Martin Lindstrom, futurologo dei brand e pioniere della psicologia del consumatore

Per Francesco Morace, sociologo e saggista Presidente di Future Concept Lab, ci sono alcune categorie di consumatori da guardare con attenzione perché, grazie all’uso innovativo delle tecnologie, svolgono un ruolo trainante sui nuovi stili di consumo. Si tratta dei “ConsumAutori”: i bambini che decidono istintivamente e controllano gli adulti; i ragazzi che si esibiscono e si raccontano per essere accettati; giovani che diventano creativi perché costretti ad inventarsi; gli adulti per i quali la priorità è piacere e piacersi; i longevi che cercano di costruirsi una seconda vita.

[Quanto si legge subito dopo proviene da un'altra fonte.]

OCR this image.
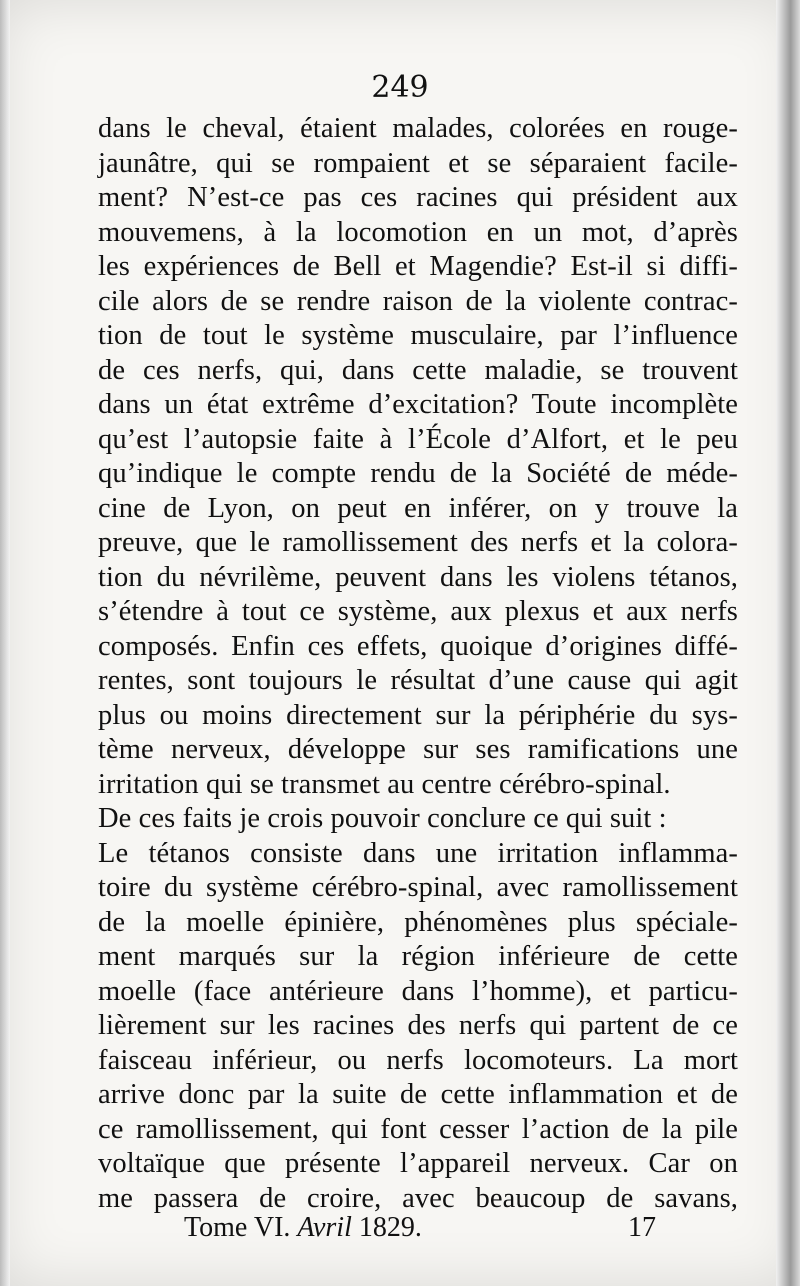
249
dans le cheval, étaient malades, colorées en rouge-
jaunâtre, qui se rompaient et se séparaient facile-
ment? N’est-ce pas ces racines qui président aux
mouvemens, à la locomotion en un mot, d’après
les expériences de Bell et Magendie? Est-il si diffi-
cile alors de se rendre raison de la violente contrac-
tion de tout le système musculaire, par l’influence
de ces nerfs, qui, dans cette maladie, se trouvent
dans un état extrême d’excitation? Toute incomplète
qu’est l’autopsie faite à l’École d’Alfort, et le peu
qu’indique le compte rendu de la Société de méde-
cine de Lyon, on peut en inférer, on y trouve la
preuve, que le ramollissement des nerfs et la colora-
tion du névrilème, peuvent dans les violens tétanos,
s’étendre à tout ce système, aux plexus et aux nerfs
composés. Enfin ces effets, quoique d’origines diffé-
rentes, sont toujours le résultat d’une cause qui agit
plus ou moins directement sur la périphérie du sys-
tème nerveux, développe sur ses ramifications une
irritation qui se transmet au centre cérébro-spinal.
De ces faits je crois pouvoir conclure ce qui suit :
Le tétanos consiste dans une irritation inflamma-
toire du système cérébro-spinal, avec ramollissement
de la moelle épinière, phénomènes plus spéciale-
ment marqués sur la région inférieure de cette
moelle (face antérieure dans l’homme), et particu-
lièrement sur les racines des nerfs qui partent de ce
faisceau inférieur, ou nerfs locomoteurs. La mort
arrive donc par la suite de cette inflammation et de
ce ramollissement, qui font cesser l’action de la pile
voltaïque que présente l’appareil nerveux. Car on
me passera de croire, avec beaucoup de savans,
Tome VI. Avril 1829.	17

Creare un ecosistema favorevole all’innovazione

Francesco Morace, sociologo e saggista Presidente di Future Concept Lab

“Ci sono discussioni a livello politico nel mondo che non avranno successo se anche le imprese non parteciperanno al processo di innovazione”, è l’opinione di Mariana Mazzucato, Docente di Economia dell’Innovazione presso Spru Sussex University. Il fattore trainante per l’innovazione è un rapporto stretto fra pubblico e privato per il quale va definito un nuovo ruolo dello Stato “che non deve servire solo per garantire le infrastrutture, la formazione e per intervenire nelle aree di fallimento di mercato. Se deve investire assumendosi i rischi, deve avere anche i giusti ritorni”, sostiene.

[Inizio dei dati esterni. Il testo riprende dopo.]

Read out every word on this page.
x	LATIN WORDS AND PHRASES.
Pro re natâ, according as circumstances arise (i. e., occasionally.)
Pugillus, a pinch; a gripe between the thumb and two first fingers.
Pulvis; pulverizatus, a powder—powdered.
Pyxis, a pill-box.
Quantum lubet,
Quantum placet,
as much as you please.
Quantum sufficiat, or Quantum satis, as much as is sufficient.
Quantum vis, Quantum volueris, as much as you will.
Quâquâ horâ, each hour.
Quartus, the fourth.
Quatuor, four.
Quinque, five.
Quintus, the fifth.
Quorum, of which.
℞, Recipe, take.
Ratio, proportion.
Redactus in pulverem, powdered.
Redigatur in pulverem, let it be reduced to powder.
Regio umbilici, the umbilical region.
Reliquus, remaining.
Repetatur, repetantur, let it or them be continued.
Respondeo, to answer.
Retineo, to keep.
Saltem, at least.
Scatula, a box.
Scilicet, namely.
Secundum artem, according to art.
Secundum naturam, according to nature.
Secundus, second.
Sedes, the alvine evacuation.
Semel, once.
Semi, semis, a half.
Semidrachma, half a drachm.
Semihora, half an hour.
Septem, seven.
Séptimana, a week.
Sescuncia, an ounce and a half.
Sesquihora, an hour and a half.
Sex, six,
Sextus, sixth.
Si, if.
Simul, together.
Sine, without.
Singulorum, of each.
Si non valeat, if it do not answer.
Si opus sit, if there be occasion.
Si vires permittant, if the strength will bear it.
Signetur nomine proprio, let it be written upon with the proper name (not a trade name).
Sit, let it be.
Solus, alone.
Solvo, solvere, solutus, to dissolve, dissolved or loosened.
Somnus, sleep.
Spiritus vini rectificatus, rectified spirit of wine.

Mariana Mazzucato, Docente di Economia dell’Innovazione presso Spru Sussex University

Mazzucato invita a guardare al modello della Germania basato sulle medie imprese (piccolo non è bello), sulla “finanza paziente” di lungo periodo (come KfW Development Bank che investe in progetti mission oriented senza puntare sul ritorno a breve), sul legame stretto e ben finanziato fra scienza e industria (Fraunhofer Institute), sull’alto rapporto fra ricerca e Pil e una R&D mission oriented (Energiewende, il piano per l’evoluzione nel settore energetico). “Il problema dell’Italia non è il deficit ma la mancanza di investimenti per 20 anni e la conseguente caduta di produttività”, è la diagnosi finale.